The government of the world's fifth largest country has kept the price of gasoline artificially low, in part, to control inflation. This is costing the government billions and the policy may soon change. A Brazilian newspaper reported on January 15 that gasoline prices would be raised 7 percent. The Energy Minister, Edison Lobao, has discussed raising prices but has yet to confirm the exact details as of this writing.
The price of oil and gasoline also play a part in demand for sugar - now and into the future. As gas prices move higher, more demand will filter to ethanol. Oil prices are holding steady above $90 and this is supporting gasoline prices. OPEC is expecting oil prices to remain above $90 for 2013. This should make ethanol more competitive to gasoline and consumption should increase.

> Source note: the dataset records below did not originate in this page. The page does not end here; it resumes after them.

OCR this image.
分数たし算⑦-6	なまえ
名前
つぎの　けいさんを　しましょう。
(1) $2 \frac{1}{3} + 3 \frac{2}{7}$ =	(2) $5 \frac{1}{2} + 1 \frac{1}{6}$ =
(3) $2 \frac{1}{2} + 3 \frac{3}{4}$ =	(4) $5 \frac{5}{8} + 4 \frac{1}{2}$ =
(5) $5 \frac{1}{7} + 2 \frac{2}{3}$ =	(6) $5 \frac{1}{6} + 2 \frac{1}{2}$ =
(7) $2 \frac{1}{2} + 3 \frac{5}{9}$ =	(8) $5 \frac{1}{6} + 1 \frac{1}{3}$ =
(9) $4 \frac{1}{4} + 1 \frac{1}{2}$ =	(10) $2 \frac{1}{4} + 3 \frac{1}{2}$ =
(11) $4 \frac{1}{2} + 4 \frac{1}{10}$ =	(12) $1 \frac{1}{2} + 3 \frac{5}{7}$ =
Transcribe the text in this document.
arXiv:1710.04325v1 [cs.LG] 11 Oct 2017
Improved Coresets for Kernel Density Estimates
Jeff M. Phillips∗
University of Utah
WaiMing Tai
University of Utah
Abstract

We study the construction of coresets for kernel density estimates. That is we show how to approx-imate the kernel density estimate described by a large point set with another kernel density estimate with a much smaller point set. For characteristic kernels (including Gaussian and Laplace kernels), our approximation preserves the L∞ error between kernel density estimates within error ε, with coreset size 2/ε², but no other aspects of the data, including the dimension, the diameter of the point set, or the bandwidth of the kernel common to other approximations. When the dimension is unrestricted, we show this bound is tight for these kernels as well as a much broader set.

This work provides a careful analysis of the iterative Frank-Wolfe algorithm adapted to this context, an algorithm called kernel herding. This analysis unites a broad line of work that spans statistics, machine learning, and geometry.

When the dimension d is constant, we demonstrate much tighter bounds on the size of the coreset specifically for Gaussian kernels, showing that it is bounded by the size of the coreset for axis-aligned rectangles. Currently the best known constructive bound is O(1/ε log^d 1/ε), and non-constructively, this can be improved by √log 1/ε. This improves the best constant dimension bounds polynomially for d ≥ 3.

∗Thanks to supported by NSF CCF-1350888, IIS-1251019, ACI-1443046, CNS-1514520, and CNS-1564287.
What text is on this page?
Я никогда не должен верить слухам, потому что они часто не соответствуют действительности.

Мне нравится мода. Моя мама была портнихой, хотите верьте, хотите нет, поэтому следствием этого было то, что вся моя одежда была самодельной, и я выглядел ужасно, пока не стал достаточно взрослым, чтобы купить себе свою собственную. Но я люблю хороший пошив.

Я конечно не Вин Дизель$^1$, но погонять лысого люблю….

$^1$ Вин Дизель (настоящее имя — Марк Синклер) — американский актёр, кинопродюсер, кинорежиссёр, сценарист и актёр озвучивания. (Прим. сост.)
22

Sugar ethanol also competes with corn ethanol, which is produced in the U.S. The production of corn ethanol dropped last year, as corn prices hit record highs near $8.50. The economics don't justify high ethanol production when corn prices are near record highs. The latest USDA crop reports showed a larger drop than expected of corn supplies. Corn supplies remain critically tight and prices have moved back up to $7.50.
Overall Sugar Demand
Ethanol usage in 2013 could make the fundamentals much more favorable, but the main focus could be on China. Sugar demand in the world's second largest economy continues to grow strongly, as the country is a growing importer of sugar. The most populous country imported sugar heavily last season to make up for growing demand. While imports are expected to be down this year, we expect a strong rebound in the coming years. Chinese officials are also known to manipulate the market to receive better prices, so their estimates can be taken with a grain of salt.
Estimates from the major trade houses have China importing 4-5 million tons annually by 2020. They have a lot of mouths to feed and thus a heavy reliance on the import market. This should keep a floor under prices and leave little margin of error in world production.
The emerging economies of the world are acquiring a growing taste for sugar and that trend is hard to stop. Sugar should be one of the commodities most positively affected by the growth of the emerging economies. Demand for this commodity as a food additive and as a fuel has one of the best fundamental setups for investors in the next couple decades.
Sugar is expected to have a surplus for the 2012/13 season, but we believe this is already discounted in the market. Prices have dropped from 36 to nearly 18 cents in the last two years. Any shortfall in the large crop estimates from Brazil or China this year could send prices higher.
Much of the cane sugar around the world is grown in tropical climates. Weather issues can and do spring up at any time. A weather event could change the production scenario significantly. The strong long-term demand for sugar from China and growing ethanol demand sets up the possibility of a supply imbalance we haven't seen in years, should a major weather event develop.
We've seen a similar situation in the oil market in recent years. There are currently ample supplies of oil, but prices remain above $90. Traders know that a small uptick in demand from China, a production shortfall or an improving global economy can lead to much higher prices in a short period of time.
Summary and Strategy
We see the downside as limited in the sugar market. Sugar has become very oversold on the long-term charts and it is consolidating off a multi-year rally. Our outlook is to sell sugar puts with several months of time premium.